Galleria Rossonera
domenica, 31 marzo 2024, 09:35
di gianluca andreuccetti
"Niente ferisce, avvelena, quanto la delusione". Una citazione di Oriana Fallaci che può essere applicata, oltre che alla vita di tutti giorni, anche al calcio. La storia di una società non passa solo da vittorie e soddisfazioni, ma anche da grandi delusioni. A volte anche da favole incompiute. Sfogliando l'album dei ricordi, la stagione 2001-2002 è una di quelle che rimarrà per sempre nella mente di tantissimi tifosi della Lucchese. Dopo aver chiuso la stagione regolare al terzo posto, i rossoneri arrivarono ad un passo dal ritorno in Serie B, perdendo in modo rocambolesco il doppio confronto in finale playoff contro la Triestina. Fondamentale il lavoro portato avanti da Francesco D'Arrigo, tecnico di una squadra che riuscì a far sognare una città intera. Abbiamo intervistato proprio l'ex allenatore rossonero. Con lui non abbiamo parlato solo di Lucchese ma anche di tanto altro.
Quali furono i segreti di quella stagione che vi portò ad un passo dalla Serie B?
Innanzitutto, il nostro primo punto di forza è stato il fatto di avere alle spalle una società molto organizzata, composta da persone competenti come il presidente Grassi e il direttore sportivo Donatelli. In secondo luogo, a fare la differenza furono le qualità dei singoli giocatori.
Che ricordi ha della finale playoff persa contro la Triestina?
All'andata perdemmo per 2-0, a causa di grosse disattenzioni. Al "Porta Elisa" invece fu una gara bellissima dove riuscimmo a ribaltare la partita portandoci sul 3-1. Un risultato che, grazie al piazzamento maturato nella stagione regolare, avrebbe permesso alla Lucchese al termine dei supplementari di conquistare la Serie B. Poi nel giro di dieci minuti abbiamo sbagliato il rigore, siamo rimasti in dieci uomini e subito infine un gol. Il calcio a volte sa essere crudele.
Tralasciando il risultato finale, in occasione del match di ritorno a colpire fu la grande cornice di pubblico...
Credo che quella sia stata l'ultima volta che ho visto il "Porta Elisa" così pieno. A distanza di diversi anni, ancora oggi provo grande rammarico per tutti quei tifosi che credevano in noi.
Come giudica la stagione attuale della Pantera?
É difficile vivere un campionato quando ci sono delle alte aspettative ed esse poi in seguito non vengono rispettate. Dal fuori, questo lo reputo un anno transitorio con tanti cambiamenti e una proprietà nuova. I risultati sono sempre il frutto di una programmazione.
Negli ultimi anni secondo lei cos'è mancato alla Lucchese per competere ad alti livelli?
Una stabilità a livello societario.
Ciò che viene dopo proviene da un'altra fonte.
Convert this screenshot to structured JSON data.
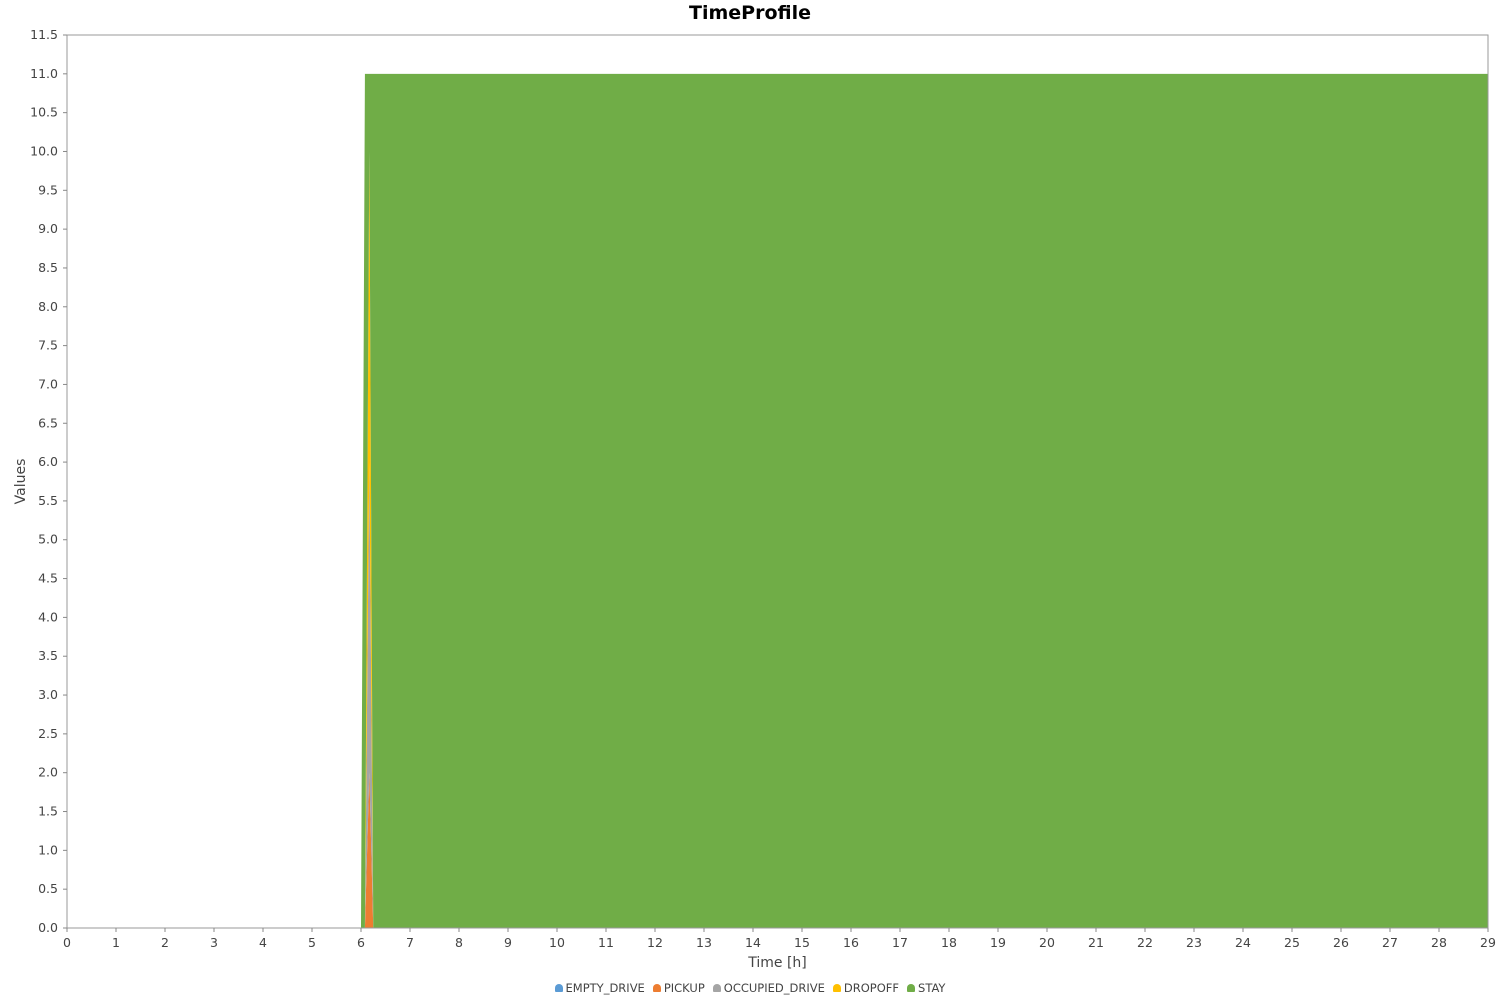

Questo è un aspetto fondamentale, a prescindere dagli allenatori. Una proprietà che abbia delle idee serie e che voglia investire sul proprio settore giovanile.
Un esempio da seguire?
A mio parere, l'Empoli è un modello a cui tutti dovrebbero ispirarsi. Rispetto ad altre realtà, gli azzurri hanno scelto di lavorare sulla crescita dei ragazzi del proprio vivaio, portando tanti di loro fino alla prima squadra. Per la Lucchese, la chiave dovrebbe essere quella di creare un progetto giovanile attrattivo. In tal senso, condivido la scelta di affidarsi a Massimo Morgia nel ruolo di coordinatore tecnico.
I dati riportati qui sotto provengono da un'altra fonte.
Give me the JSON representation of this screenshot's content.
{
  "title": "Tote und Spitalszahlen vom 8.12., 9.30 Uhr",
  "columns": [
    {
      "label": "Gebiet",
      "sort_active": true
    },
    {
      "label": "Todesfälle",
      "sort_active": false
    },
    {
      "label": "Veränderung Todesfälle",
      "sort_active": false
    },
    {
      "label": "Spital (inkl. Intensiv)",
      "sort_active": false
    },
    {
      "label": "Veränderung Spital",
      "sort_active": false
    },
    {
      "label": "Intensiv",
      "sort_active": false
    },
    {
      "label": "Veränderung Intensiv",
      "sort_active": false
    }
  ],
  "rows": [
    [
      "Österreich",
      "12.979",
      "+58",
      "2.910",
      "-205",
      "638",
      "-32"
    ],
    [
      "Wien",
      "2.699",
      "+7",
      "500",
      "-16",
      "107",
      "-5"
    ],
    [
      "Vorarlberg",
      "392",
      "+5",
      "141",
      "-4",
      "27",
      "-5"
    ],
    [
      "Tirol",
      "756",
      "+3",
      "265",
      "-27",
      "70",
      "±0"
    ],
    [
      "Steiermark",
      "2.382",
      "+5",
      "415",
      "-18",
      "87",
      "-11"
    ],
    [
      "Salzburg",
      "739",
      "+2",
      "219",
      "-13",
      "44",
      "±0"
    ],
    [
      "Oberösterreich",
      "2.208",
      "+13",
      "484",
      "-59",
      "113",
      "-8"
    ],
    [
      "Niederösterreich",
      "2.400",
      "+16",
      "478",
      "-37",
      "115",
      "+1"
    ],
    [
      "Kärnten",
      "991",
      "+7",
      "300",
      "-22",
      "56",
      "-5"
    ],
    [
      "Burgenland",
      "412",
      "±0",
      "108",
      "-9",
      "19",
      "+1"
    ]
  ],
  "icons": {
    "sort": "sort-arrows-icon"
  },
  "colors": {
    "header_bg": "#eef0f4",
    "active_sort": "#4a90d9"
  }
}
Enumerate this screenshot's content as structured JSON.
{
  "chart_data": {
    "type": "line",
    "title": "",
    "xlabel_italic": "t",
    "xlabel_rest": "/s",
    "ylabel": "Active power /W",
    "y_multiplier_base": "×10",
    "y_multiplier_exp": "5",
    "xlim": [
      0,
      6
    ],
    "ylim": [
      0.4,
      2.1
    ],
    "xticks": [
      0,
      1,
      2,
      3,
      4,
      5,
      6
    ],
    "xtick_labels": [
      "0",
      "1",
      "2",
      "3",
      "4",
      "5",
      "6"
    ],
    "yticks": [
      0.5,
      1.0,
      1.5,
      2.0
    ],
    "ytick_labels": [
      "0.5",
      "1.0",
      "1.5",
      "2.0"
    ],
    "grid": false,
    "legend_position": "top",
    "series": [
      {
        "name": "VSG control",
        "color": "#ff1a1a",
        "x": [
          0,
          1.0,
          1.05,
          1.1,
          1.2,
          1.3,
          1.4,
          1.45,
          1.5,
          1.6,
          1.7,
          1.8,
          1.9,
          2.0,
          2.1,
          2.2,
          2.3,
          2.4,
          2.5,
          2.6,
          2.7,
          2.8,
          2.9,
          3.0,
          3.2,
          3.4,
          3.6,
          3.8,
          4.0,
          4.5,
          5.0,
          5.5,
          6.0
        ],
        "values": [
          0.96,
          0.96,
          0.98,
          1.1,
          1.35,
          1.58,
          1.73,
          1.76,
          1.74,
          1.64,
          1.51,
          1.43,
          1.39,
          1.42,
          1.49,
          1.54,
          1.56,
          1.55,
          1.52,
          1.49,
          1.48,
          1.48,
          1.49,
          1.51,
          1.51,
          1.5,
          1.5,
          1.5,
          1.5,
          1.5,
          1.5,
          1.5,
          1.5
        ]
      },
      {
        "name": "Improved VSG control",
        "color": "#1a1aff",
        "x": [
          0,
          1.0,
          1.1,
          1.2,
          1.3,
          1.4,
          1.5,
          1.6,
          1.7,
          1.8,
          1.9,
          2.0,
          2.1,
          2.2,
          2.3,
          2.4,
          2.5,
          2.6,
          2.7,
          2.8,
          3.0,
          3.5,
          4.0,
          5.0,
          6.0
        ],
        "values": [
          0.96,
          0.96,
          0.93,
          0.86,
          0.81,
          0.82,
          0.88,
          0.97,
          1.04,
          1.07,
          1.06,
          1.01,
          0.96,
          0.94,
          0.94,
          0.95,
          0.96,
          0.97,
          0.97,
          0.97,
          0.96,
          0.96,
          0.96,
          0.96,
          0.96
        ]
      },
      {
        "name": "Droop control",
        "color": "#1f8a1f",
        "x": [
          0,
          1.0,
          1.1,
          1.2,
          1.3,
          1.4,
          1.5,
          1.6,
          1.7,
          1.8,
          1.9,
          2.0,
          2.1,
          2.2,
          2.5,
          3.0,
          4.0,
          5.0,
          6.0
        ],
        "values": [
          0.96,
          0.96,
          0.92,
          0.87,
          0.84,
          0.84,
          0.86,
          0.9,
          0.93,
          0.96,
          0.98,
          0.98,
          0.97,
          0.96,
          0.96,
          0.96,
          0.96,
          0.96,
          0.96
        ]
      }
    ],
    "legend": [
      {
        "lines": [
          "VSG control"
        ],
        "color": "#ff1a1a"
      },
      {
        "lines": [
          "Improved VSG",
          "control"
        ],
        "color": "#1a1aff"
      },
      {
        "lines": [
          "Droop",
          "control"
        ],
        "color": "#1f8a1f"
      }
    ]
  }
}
Sempre a livello giovanile, in Serie C esiste una società dalla quale la Lucchese può trarre degli spunti?
Forse il Pontedera, realtà che negli ultimi anni è stata capace di costruire un progetto a lungo termine.
Secondo lei come mai i ragazzi italiani, una volta usciti dal vivaio, non riescono a sfondare ad alti livelli?
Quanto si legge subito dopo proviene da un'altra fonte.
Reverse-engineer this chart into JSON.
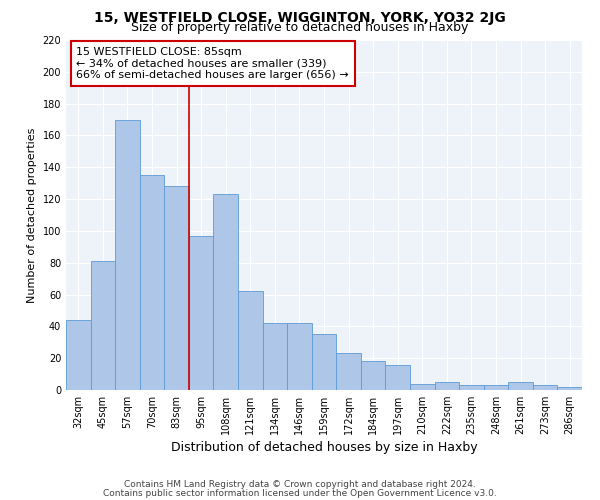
{
  "title": "15, WESTFIELD CLOSE, WIGGINTON, YORK, YO32 2JG",
  "subtitle": "Size of property relative to detached houses in Haxby",
  "xlabel": "Distribution of detached houses by size in Haxby",
  "ylabel": "Number of detached properties",
  "categories": [
    "32sqm",
    "45sqm",
    "57sqm",
    "70sqm",
    "83sqm",
    "95sqm",
    "108sqm",
    "121sqm",
    "134sqm",
    "146sqm",
    "159sqm",
    "172sqm",
    "184sqm",
    "197sqm",
    "210sqm",
    "222sqm",
    "235sqm",
    "248sqm",
    "261sqm",
    "273sqm",
    "286sqm"
  ],
  "values": [
    44,
    81,
    170,
    135,
    128,
    97,
    123,
    62,
    42,
    42,
    35,
    23,
    18,
    16,
    4,
    5,
    3,
    3,
    5,
    3,
    2
  ],
  "bar_color": "#aec6e8",
  "bar_edge_color": "#5b9bd5",
  "vline_index": 4,
  "vline_color": "#cc0000",
  "annotation_line1": "15 WESTFIELD CLOSE: 85sqm",
  "annotation_line2": "← 34% of detached houses are smaller (339)",
  "annotation_line3": "66% of semi-detached houses are larger (656) →",
  "annotation_box_color": "#ffffff",
  "annotation_box_edge_color": "#cc0000",
  "ylim": [
    0,
    220
  ],
  "yticks": [
    0,
    20,
    40,
    60,
    80,
    100,
    120,
    140,
    160,
    180,
    200,
    220
  ],
  "background_color": "#eef2f9",
  "footer_line1": "Contains HM Land Registry data © Crown copyright and database right 2024.",
  "footer_line2": "Contains public sector information licensed under the Open Government Licence v3.0.",
  "title_fontsize": 10,
  "subtitle_fontsize": 9,
  "xlabel_fontsize": 9,
  "ylabel_fontsize": 8,
  "tick_fontsize": 7,
  "annotation_fontsize": 8,
  "footer_fontsize": 6.5
}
Non sono pienamente d'accordo. Se un giovane ha qualità ed è promettente riesce sempre a ritagliarsi un proprio spazio. Dall'altra parte, va detto però che la crescita dei ragazzi italiani è frenata dalla presenza di molti stranieri. Una logica sbagliata e che sta spingendo molti giovani a lasciare il nostro paese, andando ad arricchire diverse realtà estere.